Dans une lettre ouverte adressée aux responsables de la Communauté des Caraïbes (CARICOM), Lekendy Marcellus, citoyen haïtien, juriste de formation et titulaire d’un master en leadership et développement, appelle l’organisation régionale à repenser son approche de la médiation politique en Haïti. Il plaide notamment pour une plus grande implication de la jeunesse ainsi que des institutions jugées crédibles dans la recherche d’une sortie durable à la crise.
Dans son document, l’auteur rappelle que la crise politique et institutionnelle qui secoue Haïti s’est profondément aggravée depuis l’assassinat du président de la République en juillet 2021. Il souligne que l’insécurité grandissante, la montée de la criminalité organisée et la détérioration des conditions de vie de la population rendent indispensable un changement d’approche dans les efforts de médiation.
S’il reconnaît le rôle central joué par la CARICOM dans les différentes initiatives de dialogue, Lekendy Marcellus estime toutefois que les mécanismes mis en œuvre jusqu’à présent suscitent de nombreuses interrogations au sein de l’opinion publique haïtienne. Selon lui, les processus engagés ont trop souvent reposé sur les mêmes acteurs politiques, dont les résultats passés ne permettent pas d’espérer un véritable renouveau.

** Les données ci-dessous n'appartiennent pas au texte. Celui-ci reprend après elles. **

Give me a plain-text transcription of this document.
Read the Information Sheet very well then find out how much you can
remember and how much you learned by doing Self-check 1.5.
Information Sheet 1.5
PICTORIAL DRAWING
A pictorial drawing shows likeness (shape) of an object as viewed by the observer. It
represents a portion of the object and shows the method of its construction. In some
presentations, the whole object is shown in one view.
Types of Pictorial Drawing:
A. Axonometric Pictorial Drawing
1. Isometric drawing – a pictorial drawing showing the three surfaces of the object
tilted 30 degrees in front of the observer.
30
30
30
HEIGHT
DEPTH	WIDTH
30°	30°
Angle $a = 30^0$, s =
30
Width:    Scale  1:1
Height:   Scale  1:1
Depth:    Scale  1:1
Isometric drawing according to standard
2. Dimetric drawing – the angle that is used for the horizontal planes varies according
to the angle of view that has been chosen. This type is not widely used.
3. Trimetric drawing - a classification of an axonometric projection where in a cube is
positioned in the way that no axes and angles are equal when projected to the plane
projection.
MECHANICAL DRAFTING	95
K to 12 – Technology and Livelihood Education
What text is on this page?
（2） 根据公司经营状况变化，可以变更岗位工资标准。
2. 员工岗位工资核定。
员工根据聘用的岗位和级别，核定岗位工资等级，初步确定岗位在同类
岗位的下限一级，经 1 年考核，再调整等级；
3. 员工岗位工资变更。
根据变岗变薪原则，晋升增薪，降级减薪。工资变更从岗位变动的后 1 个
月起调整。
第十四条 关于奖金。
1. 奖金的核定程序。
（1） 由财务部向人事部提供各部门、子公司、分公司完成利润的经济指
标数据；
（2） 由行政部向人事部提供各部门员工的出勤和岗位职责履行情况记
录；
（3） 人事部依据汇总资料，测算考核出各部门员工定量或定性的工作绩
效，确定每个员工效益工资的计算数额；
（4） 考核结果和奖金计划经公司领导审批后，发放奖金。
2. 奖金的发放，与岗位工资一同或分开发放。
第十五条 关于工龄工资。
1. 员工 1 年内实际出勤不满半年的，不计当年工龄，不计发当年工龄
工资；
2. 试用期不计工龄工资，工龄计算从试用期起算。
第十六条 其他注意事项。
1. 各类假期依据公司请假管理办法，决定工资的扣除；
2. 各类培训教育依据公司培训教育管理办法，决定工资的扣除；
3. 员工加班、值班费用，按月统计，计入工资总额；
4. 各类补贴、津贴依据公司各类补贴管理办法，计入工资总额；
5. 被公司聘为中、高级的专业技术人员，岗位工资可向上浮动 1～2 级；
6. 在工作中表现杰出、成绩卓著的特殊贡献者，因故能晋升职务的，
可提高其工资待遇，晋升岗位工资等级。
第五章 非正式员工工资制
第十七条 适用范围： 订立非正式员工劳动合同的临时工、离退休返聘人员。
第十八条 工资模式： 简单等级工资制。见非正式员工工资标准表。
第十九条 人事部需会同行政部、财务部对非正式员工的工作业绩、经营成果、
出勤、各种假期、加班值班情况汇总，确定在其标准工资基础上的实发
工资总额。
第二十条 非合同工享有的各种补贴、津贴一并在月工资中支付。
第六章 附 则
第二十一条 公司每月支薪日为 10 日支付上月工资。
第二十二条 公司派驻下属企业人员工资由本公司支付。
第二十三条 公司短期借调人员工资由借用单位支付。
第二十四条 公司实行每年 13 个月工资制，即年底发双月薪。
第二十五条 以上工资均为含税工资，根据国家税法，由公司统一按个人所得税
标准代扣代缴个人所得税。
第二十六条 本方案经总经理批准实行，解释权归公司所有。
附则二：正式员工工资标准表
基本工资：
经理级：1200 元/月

À travers sa lettre, il adresse plusieurs questions à l’organisation régionale. Il s’interroge notamment sur la volonté réelle de la communauté internationale de favoriser une solution durable à la crise haïtienne, sur la capacité du processus actuel à rompre avec les pratiques antérieures et sur les raisons qui expliquent la faible représentation des jeunes dans les espaces de décision et de dialogue politique.
L’auteur défend l’idée que la jeunesse haïtienne constitue une ressource stratégique encore insuffisamment mobilisée. Il affirme que de nombreux jeunes professionnels, issus des universités, de la société civile, du secteur privé ou des collectivités locales, disposent des compétences nécessaires pour contribuer activement à la reconstruction du pays et ne devraient plus être relégués au second plan.
Au-delà de ce constat, Lekendy Marcellus avance une proposition institutionnelle. Il suggère la mise en place d’un exécutif transitoire bicéphale composé de représentants issus des milieux universitaires et de la Cour de cassation. Selon lui, ces deux institutions disposent d’une légitimité morale et d’une crédibilité susceptibles de favoriser le rétablissement de l’autorité de l’État, le renforcement de la sécurité nationale et l’organisation d’élections libres, crédibles et inclusives.
Tout en insistant sur le respect des principes constitutionnels et de l’intérêt supérieur de la Nation, il estime qu’une telle formule permettrait d’intégrer davantage les compétences académiques et judiciaires dans la gouvernance de la transition.
En conclusion, Lekendy Marcellus invite la CARICOM à faire preuve d’« audace historique » en ouvrant plus largement les mécanismes de dialogue aux nouvelles générations. Pour lui, l’intégration de la jeunesse dans les processus décisionnels ne constitue pas seulement un impératif démocratique, mais également un choix stratégique indispensable pour construire une paix durable et engager la reconstruction d’Haïti.